This page contains a lot of science, but what you need to know is that static stretching – stretch and hold – activates a powerful, instantaneous, dynamic contraction in skeletal muscle. And pressing directly into muscles in ‘deep tissue’ massage activates an increase in the level of static contraction, or heightened muscle tone.
“Whenever a muscle is stretched, excitation of the spindles causes reflex contraction of the large skeletal muscle (extrafusal) fibers that lie around the spindles. In the basic circuit of the muscle spindle stretch reflex, a type Ia fiber (annulospiral nerve), originates in the muscle spindle and enters the dorsal root of the spinal cord. Then, in contrast to most other nerve fibers entering the cord, one branch of it passes directly to the anterior horn of the cord gray matter and synapses directly with anterior motor neurons that send nerve fibers back to the same muscle from whence the muscle spindle fiber originated. Thus, this is a monosynaptic pathway that allows a reflex signal to return with the shortest possible delay back to the same muscle after excitation of the spindle. To emphasize the importance of the gamma efferent system, one needs to recognize that 31 percent of all the motor nerve fibers to the muscle are gamma efferent fibers rather than large, type A alpha motor fibers. Whenever signals are transmitted from the motor neurons, almost always, the gamma motor neurons are stimulated simultaneously, an effect called co-activation of the alpha and gamma motor neurons. This causes both the extrafusal and the intrafusal muscle fibers to contract at the same time.” Guyton’s Textbook of Medical Physiology, 8th Edition
The above quote from Guyton emphasizes the complete involvement of the muscle spindle in muscle physiology. The stretch reflex is a response to an outside force, something happening to the muscle. It is referred to as ‘dynamic’, meaning force, power, change, movement, or ‘myotatic’, which specifically refers to the stretch reflex in muscles, and therefore means the same thing. It delivers a powerful, short-term action which will override and nullify the constant low-level signal of muscle tone, providing the skeletal muscles are relatively healthy and not in hypertonic spasm.

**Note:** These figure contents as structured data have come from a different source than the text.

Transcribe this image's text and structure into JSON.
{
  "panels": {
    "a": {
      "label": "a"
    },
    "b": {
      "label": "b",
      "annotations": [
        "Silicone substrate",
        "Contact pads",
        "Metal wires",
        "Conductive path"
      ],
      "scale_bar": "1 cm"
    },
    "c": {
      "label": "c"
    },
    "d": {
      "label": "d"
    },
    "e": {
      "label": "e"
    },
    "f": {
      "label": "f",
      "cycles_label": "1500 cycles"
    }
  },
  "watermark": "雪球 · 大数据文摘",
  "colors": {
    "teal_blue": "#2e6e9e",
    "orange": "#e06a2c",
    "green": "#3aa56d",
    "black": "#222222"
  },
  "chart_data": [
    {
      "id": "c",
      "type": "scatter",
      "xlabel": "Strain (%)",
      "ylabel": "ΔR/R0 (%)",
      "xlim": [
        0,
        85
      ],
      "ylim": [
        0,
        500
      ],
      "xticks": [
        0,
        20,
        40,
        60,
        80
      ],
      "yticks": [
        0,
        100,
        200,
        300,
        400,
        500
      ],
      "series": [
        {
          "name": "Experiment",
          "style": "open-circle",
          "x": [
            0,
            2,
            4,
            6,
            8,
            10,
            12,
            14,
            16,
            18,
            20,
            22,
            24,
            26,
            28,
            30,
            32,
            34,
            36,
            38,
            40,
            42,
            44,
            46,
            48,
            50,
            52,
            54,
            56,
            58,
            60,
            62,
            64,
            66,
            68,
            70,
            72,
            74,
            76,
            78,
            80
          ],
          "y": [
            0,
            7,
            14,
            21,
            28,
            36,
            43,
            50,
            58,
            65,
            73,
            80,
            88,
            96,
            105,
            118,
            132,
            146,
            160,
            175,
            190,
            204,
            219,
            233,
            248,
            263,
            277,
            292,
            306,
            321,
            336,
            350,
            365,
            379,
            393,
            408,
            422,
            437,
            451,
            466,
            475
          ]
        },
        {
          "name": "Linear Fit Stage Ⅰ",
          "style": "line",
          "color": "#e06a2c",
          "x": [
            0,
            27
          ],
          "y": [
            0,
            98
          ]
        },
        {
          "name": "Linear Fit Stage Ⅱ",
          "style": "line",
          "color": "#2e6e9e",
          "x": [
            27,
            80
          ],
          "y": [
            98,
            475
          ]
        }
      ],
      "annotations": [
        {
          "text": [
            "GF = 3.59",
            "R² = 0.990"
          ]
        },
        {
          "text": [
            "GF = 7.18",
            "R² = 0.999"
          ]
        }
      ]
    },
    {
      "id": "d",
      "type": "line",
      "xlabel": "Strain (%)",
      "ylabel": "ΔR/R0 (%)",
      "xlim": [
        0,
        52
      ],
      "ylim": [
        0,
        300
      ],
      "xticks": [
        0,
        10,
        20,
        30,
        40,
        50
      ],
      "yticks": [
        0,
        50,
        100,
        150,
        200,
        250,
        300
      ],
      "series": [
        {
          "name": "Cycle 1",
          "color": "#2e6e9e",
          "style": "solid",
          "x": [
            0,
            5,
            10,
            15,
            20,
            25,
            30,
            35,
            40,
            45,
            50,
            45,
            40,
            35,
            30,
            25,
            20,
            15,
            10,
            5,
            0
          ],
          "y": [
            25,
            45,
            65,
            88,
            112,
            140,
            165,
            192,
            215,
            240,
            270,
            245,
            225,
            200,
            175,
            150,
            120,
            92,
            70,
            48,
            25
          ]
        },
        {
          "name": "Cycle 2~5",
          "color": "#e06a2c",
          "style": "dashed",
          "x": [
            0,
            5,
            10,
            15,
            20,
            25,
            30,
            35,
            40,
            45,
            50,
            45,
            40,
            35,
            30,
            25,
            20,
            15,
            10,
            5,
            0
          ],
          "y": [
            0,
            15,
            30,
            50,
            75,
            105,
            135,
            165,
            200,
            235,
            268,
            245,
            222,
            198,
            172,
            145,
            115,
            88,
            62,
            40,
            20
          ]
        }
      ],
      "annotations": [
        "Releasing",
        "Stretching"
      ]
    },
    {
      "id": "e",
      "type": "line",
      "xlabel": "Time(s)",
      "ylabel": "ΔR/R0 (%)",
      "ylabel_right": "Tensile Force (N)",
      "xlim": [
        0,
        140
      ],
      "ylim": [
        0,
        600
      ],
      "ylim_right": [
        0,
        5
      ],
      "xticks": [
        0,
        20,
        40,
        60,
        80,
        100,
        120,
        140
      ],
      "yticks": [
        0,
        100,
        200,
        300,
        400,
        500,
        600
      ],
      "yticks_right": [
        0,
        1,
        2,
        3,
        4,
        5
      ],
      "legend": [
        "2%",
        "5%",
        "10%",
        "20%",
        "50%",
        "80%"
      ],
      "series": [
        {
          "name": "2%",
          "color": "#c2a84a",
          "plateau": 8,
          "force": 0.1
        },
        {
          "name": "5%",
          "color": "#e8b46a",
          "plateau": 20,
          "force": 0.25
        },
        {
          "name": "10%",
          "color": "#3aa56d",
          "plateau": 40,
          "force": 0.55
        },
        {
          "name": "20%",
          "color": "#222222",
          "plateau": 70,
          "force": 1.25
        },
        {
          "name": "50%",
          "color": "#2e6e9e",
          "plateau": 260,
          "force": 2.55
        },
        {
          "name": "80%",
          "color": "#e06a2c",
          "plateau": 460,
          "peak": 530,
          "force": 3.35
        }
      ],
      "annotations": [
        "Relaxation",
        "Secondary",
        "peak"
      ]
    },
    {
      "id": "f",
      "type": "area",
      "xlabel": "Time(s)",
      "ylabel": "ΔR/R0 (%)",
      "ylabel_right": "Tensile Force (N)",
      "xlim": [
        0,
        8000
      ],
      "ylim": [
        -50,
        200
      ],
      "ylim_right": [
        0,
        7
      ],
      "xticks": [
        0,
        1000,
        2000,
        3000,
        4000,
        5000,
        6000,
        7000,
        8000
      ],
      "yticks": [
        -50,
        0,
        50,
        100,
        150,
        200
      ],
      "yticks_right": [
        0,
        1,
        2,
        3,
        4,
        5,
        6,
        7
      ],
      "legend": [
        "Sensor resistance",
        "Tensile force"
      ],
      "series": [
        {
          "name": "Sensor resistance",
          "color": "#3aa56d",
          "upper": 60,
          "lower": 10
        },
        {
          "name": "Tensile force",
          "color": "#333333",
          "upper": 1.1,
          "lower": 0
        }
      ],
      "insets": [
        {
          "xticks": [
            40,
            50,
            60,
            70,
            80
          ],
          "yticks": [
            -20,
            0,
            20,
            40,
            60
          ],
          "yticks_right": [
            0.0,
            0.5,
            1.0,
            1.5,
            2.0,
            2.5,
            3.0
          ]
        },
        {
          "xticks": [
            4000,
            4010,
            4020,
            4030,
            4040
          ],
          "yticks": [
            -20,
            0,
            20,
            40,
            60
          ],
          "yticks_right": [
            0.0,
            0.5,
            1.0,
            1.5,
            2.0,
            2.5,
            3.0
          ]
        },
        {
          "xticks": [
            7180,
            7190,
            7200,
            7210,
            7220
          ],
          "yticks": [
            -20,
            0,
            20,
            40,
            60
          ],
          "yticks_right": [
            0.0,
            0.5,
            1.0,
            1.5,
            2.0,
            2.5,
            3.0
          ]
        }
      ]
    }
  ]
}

The stretch reflex is generated as a protective mechanism when the spindle and its skeletal muscles are being stretched. During stretch, an action potential is transmitted to the central nervous system (CNS) at the spinal cord (by the annulospiral endings on the bag 1 fibers); the frequency of the action potential is proportional to the degree of stretching. As the spindle is stretched – becomes longer – the impulse frequency in the gamma afferent nerve increases, firing into the alpha motor nerves in the spinal cord, causing them to fire into the skeletal muscle to cause it to contract (reflex arc). As the skeletal muscles contract, the intrafusal muscles shorten; this relaxes the tension on the muscle spindles, and reduces the discharge rate of the gamma afferents on the annulospiral endings. Most textbooks state that the muscle spindle signals the brain regarding the length of the skeletal muscle by the frequency of its nerve pulse to the spinal cord. However, the intrafusal fibers of the muscle spindle do not themselves have a fixed length, any more than the extrafusal fibers do. Therefore there is no way to determine the length of the extrafusal fibers. The spindle cannot give an absolute length value to an extrafusal muscle, it can only give the comparative lengths to a floating intrafusal length. Therefore the cerebellum does not determine the length of the extrafusal fibers from the spindle organ itself, but instead operates on information received from joint receptors, which tell the cerebellum the angle of the joint and the rate of change of angle.